10 Significant Risk Factors When Investing in a Company

Management Decisions
Steve Jobs gives an update at a press conference in 2010. After the CEO of Apple passed away in 2011, some investment experts wondered about the future of the company. Ryan Anson/AFP/Getty Images

There's a reason why CEOs, presidents and chairmen of the board get paid the big bucks. Top-level management is responsible for making the decisions that can result in huge profits or crushing losses. Sure, their decisions are based on data and advice generated by in-house staff and teams of outside consultants, but the buck has to stop somewhere. Before you invest in a company, you should get to know its leadership team and its penchant for making risky decisions.

Experience is a good place to start.
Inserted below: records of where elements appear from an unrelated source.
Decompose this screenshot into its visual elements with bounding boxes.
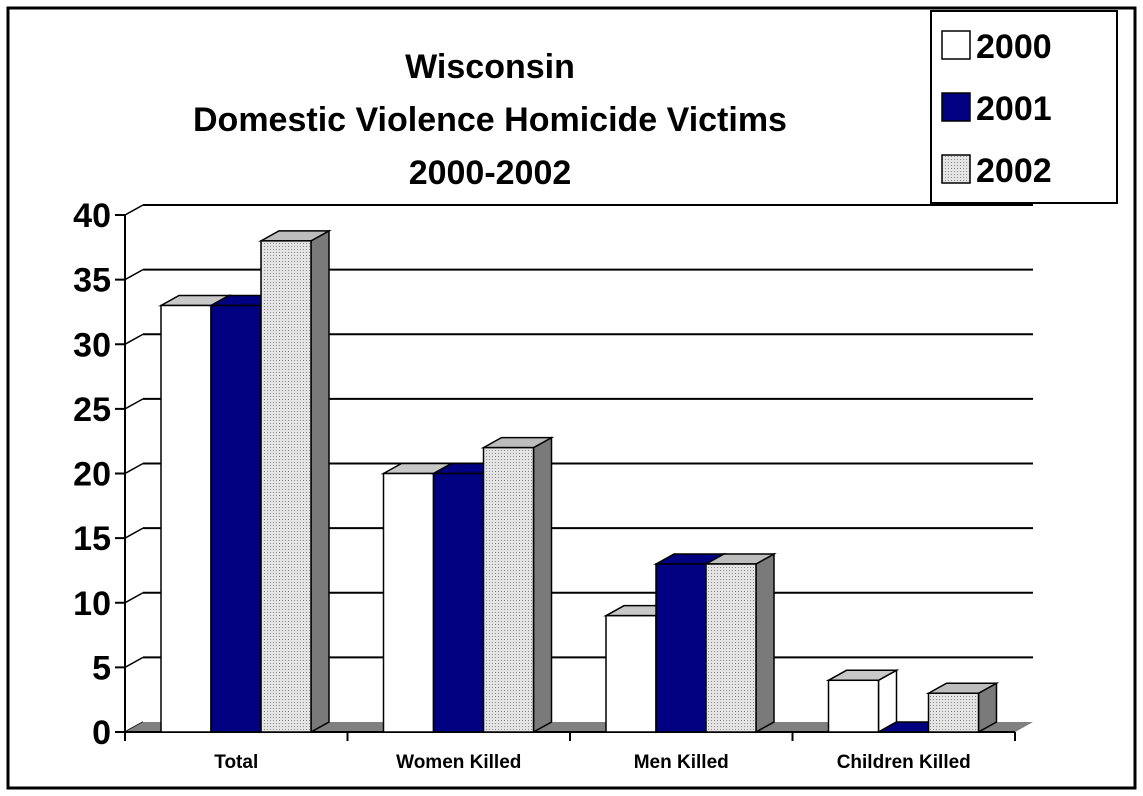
- x-tick-label: Women Killed: [396, 752, 521, 773]
- y-tick-depth: [124, 527, 144, 539]
- bar: [160, 304, 212, 733]
- legend-label: 2002: [976, 152, 1052, 190]
- y-tick-label: 35: [73, 262, 111, 300]
- x-tick-label: Men Killed: [634, 752, 729, 773]
- y-tick-label: 0: [92, 714, 111, 752]
- bar: [210, 304, 262, 733]
- bar: [432, 472, 485, 733]
- bar-side: [532, 436, 553, 734]
- bar: [655, 563, 707, 733]
- plot: 0 5 10 15 20 25 30 35 40 Total Women Killed Men Kil…: [73, 197, 1033, 773]
- y-tick-depth: [124, 592, 144, 604]
- legend-swatch: [941, 92, 971, 122]
- bar: [382, 472, 435, 733]
- bar: [605, 614, 657, 733]
- title: Wisconsin Domestic Violence Homicide Vict…: [193, 48, 787, 192]
- x-tick-label: Total: [214, 752, 258, 773]
- y-tick-depth: [124, 462, 144, 475]
- chart-title: 2000-2002: [409, 154, 572, 192]
- y-tick-label: 15: [73, 520, 111, 558]
- bar: [827, 679, 880, 733]
- bar-side: [310, 229, 330, 734]
- bar: [927, 692, 980, 733]
- legend-label: 2001: [976, 90, 1052, 128]
- legend-swatch: [941, 154, 971, 184]
- x-tick-label: Children Killed: [837, 752, 971, 773]
- legend-swatch: [941, 30, 971, 60]
- bar: [482, 446, 535, 733]
- chart-title: Wisconsin: [405, 48, 575, 86]
- y-tick-depth: [124, 268, 144, 281]
- y-tick-label: 20: [73, 456, 111, 494]
- chart-title: Domestic Violence Homicide Victims: [193, 101, 787, 139]
- y-tick-depth: [124, 333, 144, 345]
- y-tick-depth: [124, 204, 144, 216]
- y-tick-label: 5: [92, 649, 111, 687]
- bar-side: [755, 552, 775, 734]
- floor: [125, 722, 1033, 732]
- y-tick-label: 25: [73, 391, 111, 429]
- y-tick-label: 40: [73, 197, 111, 235]
- y-tick-label: 30: [73, 326, 111, 364]
- legend: 2000 2001 2002: [930, 10, 1118, 204]
- y-tick-depth: [124, 398, 144, 410]
- legend-label: 2000: [976, 28, 1052, 66]
- y-tick-label: 10: [73, 585, 111, 623]
- y-tick-depth: [124, 656, 144, 669]
- bar: [260, 240, 312, 733]
- bar: [705, 563, 757, 733]
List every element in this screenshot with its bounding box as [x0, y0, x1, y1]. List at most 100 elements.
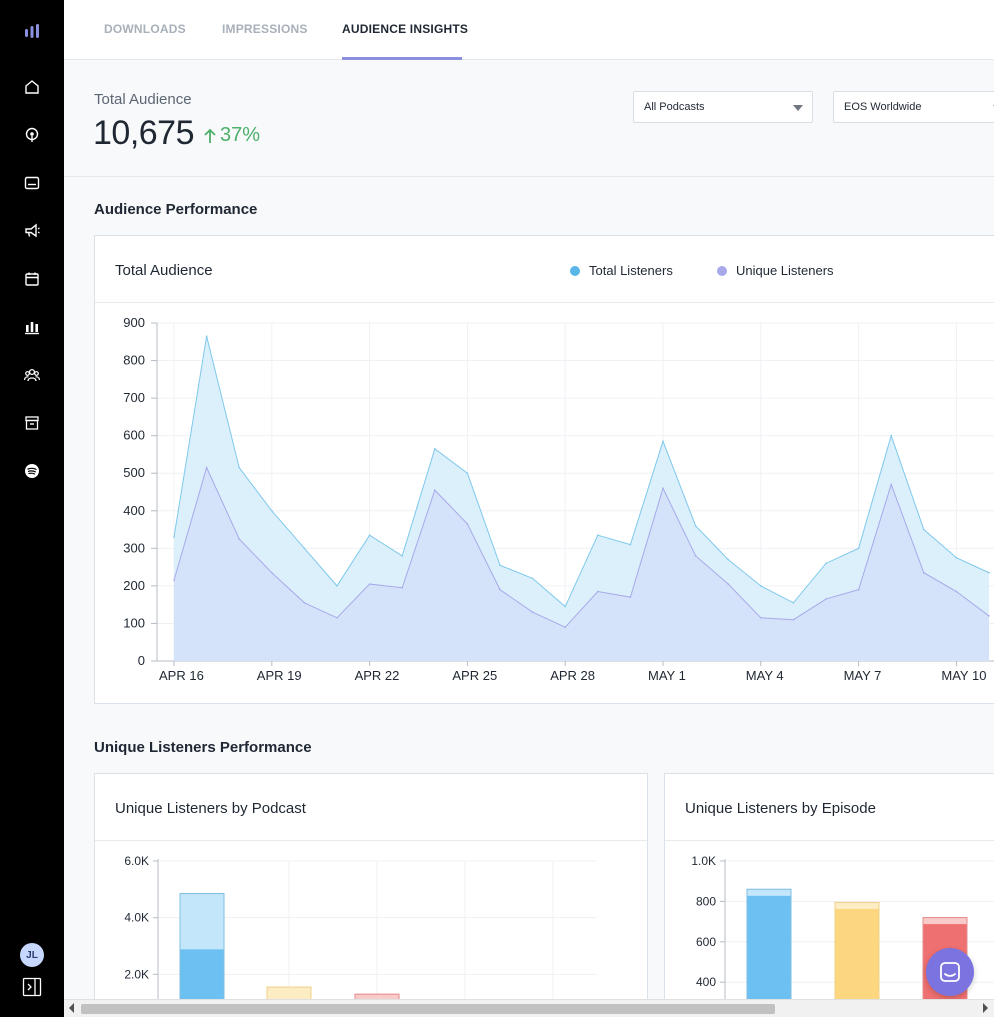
legend-label: Total Listeners — [589, 263, 673, 278]
x-tick-label: APR 19 — [257, 668, 302, 683]
data-point — [792, 618, 795, 621]
y-tick-label: 800 — [123, 353, 145, 368]
data-point — [531, 611, 534, 613]
y-tick-label: 400 — [696, 975, 716, 989]
podcast-select-value: All Podcasts — [644, 101, 705, 113]
data-point — [238, 538, 240, 540]
data-point — [988, 615, 990, 617]
data-point — [923, 528, 925, 531]
card-title: Unique Listeners by Episode — [685, 800, 876, 817]
y-tick-label: 1.0K — [691, 854, 716, 868]
data-point — [727, 558, 729, 561]
data-point — [988, 571, 990, 574]
podcast-select[interactable]: All Podcasts — [633, 91, 813, 123]
region-select[interactable]: EOS Worldwide — [833, 91, 994, 123]
y-tick-label: 500 — [123, 465, 145, 480]
x-tick-label: MAY 7 — [844, 668, 882, 683]
by-podcast-chart: 2.0K 4.0K 6.0K — [124, 854, 597, 1011]
bar-segment — [922, 917, 968, 925]
y-tick-label: 400 — [123, 503, 145, 518]
total-audience-card: Total Audience Total Listeners Unique Li… — [94, 235, 994, 704]
horizontal-scrollbar[interactable] — [64, 999, 994, 1017]
y-tick-label: 2.0K — [124, 967, 149, 981]
legend-label: Unique Listeners — [736, 263, 834, 278]
data-point — [173, 579, 175, 582]
data-point — [499, 588, 501, 591]
chat-icon — [940, 962, 960, 982]
y-tick-label: 100 — [123, 615, 145, 630]
data-point — [629, 596, 632, 598]
x-tick-label: APR 28 — [550, 668, 595, 683]
data-point — [662, 487, 664, 490]
data-point — [955, 590, 958, 593]
data-point — [857, 547, 860, 550]
unique-performance-heading: Unique Listeners Performance — [94, 739, 312, 756]
x-tick-label: MAY 10 — [941, 668, 986, 683]
bar-outline — [834, 901, 880, 1011]
chat-launcher-button[interactable] — [926, 948, 974, 996]
data-point — [336, 585, 338, 587]
data-point — [434, 489, 436, 491]
unique-listeners-line — [173, 466, 990, 628]
bar-outline — [922, 917, 968, 1011]
audience-icon[interactable] — [21, 364, 43, 386]
legend-item-unique[interactable]: Unique Listeners — [717, 263, 834, 278]
summary-header: Total Audience 10,675 37% All Podcasts E… — [64, 60, 994, 177]
data-point — [694, 525, 697, 527]
collapse-sidebar-icon[interactable] — [22, 977, 42, 997]
region-select-value: EOS Worldwide — [844, 101, 922, 113]
spotify-icon[interactable] — [21, 460, 43, 482]
episodes-icon[interactable] — [21, 172, 43, 194]
tab-downloads[interactable]: DOWNLOADS — [104, 22, 186, 36]
calendar-icon[interactable] — [21, 268, 43, 290]
bar-outline — [354, 993, 400, 1011]
x-tick-label: APR 22 — [355, 668, 400, 683]
bar-segment — [835, 908, 879, 1011]
app-logo[interactable] — [22, 23, 42, 41]
podcast-icon[interactable] — [21, 124, 43, 146]
data-point — [303, 547, 306, 550]
audience-performance-heading: Audience Performance — [94, 201, 258, 218]
data-point — [271, 509, 273, 512]
data-point — [271, 571, 273, 574]
data-point — [694, 555, 697, 557]
data-point — [955, 556, 958, 559]
data-point — [205, 335, 208, 337]
data-point — [434, 448, 436, 450]
data-point — [303, 601, 306, 604]
card-title: Total Audience — [115, 262, 213, 279]
legend-item-total[interactable]: Total Listeners — [570, 263, 673, 278]
data-point — [401, 586, 404, 589]
tab-bar: DOWNLOADS IMPRESSIONS AUDIENCE INSIGHTS — [64, 0, 994, 60]
data-point — [401, 555, 404, 557]
x-tick-label: MAY 1 — [648, 668, 686, 683]
data-point — [173, 536, 175, 538]
y-tick-label: 800 — [696, 894, 716, 908]
data-point — [890, 434, 892, 437]
data-point — [857, 588, 860, 591]
data-point — [792, 601, 795, 604]
y-tick-label: 4.0K — [124, 911, 149, 925]
bar-outline — [746, 888, 792, 1011]
scroll-left-icon[interactable] — [69, 1003, 74, 1013]
tab-impressions[interactable]: IMPRESSIONS — [222, 22, 308, 36]
home-icon[interactable] — [21, 76, 43, 98]
x-tick-label: APR 16 — [159, 668, 204, 683]
scroll-right-icon[interactable] — [983, 1003, 988, 1013]
by-podcast-card: Unique Listeners by Podcast 2.0K 4.0K 6.0K — [94, 773, 648, 1017]
growth-percent: 37% — [220, 124, 261, 146]
y-tick-label: 200 — [123, 578, 145, 593]
data-point — [597, 534, 599, 536]
card-header: Unique Listeners by Podcast — [95, 774, 647, 841]
bar-segment — [746, 888, 792, 896]
chevron-down-icon — [793, 105, 803, 111]
y-tick-label: 700 — [123, 390, 145, 405]
card-title: Unique Listeners by Podcast — [115, 800, 306, 817]
scrollbar-thumb[interactable] — [81, 1004, 775, 1014]
analytics-icon[interactable] — [21, 316, 43, 338]
store-icon[interactable] — [21, 412, 43, 434]
data-point — [336, 617, 338, 619]
campaigns-icon[interactable] — [21, 220, 43, 242]
tab-audience-insights[interactable]: AUDIENCE INSIGHTS — [342, 22, 469, 36]
user-avatar[interactable]: JL — [20, 943, 44, 967]
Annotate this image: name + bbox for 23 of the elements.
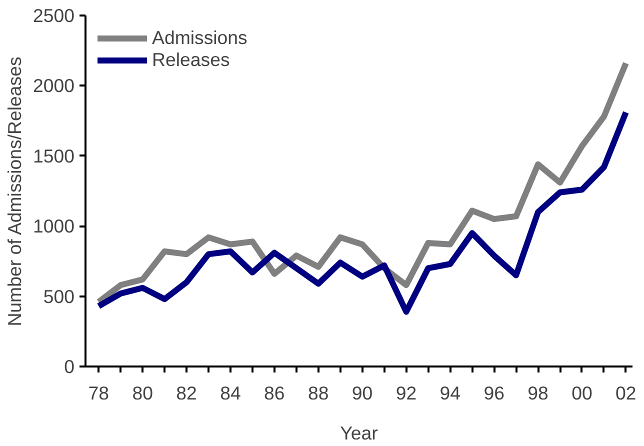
x-tick-label: 98	[528, 382, 548, 404]
legend-label: Releases	[152, 49, 230, 71]
x-tick-label: 94	[440, 382, 461, 404]
x-tick-label: 86	[264, 382, 285, 404]
y-axis-title: Number of Admissions/Releases	[4, 56, 25, 326]
x-tick-label: 80	[132, 382, 154, 404]
x-tick-label: 84	[220, 382, 241, 404]
x-tick-label: 92	[396, 382, 417, 404]
y-tick-label: 2500	[32, 5, 75, 26]
x-tick-label: 82	[176, 382, 197, 404]
y-tick-label: 1500	[32, 145, 75, 166]
y-tick-label: 2000	[32, 75, 75, 96]
legend-label: Admissions	[152, 27, 248, 49]
x-tick-label: 96	[484, 382, 504, 404]
x-tick-label: 78	[88, 382, 110, 404]
y-tick-label: 500	[43, 286, 75, 307]
x-tick-label: 00	[572, 382, 592, 404]
x-axis-title: Year	[340, 422, 378, 444]
x-tick-label: 90	[352, 382, 373, 404]
y-tick-label: 0	[64, 356, 75, 377]
x-tick-label: 88	[308, 382, 329, 404]
x-tick-label: 02	[616, 382, 636, 404]
y-tick-label: 1000	[32, 216, 75, 237]
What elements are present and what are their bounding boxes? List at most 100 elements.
Where have the top managers worked before? Did they successfully helm a similar type of business? Have they shown loyalty by sticking with the same firm for a number of years, or have they bounced around from job to job? Google their names and see what the press has to say. Have they been implicated in any civil lawsuits? Have they been charged or convicted of any crimes? A checkered past isn't necessarily a deal breaker, but it raises the risk level for future bad decisions.

Also remember that even charismatic, visionary leaders can have a downside. What happens when they leave? The passing of Steve Jobs in 2011 is one of many factors that have some investment experts predicting an imminent crash for Apple stock [source: Wasik]. And leaders with too much self-confidence can lead to risky decisions. A 2013 study of CEO signatures found that those with the largest signatures — a sign of narcissism — were prone to "overinvestment," spending too much on fast growth, capital expenditures and pet projects, while letting revenues slide [source: Ham et al.].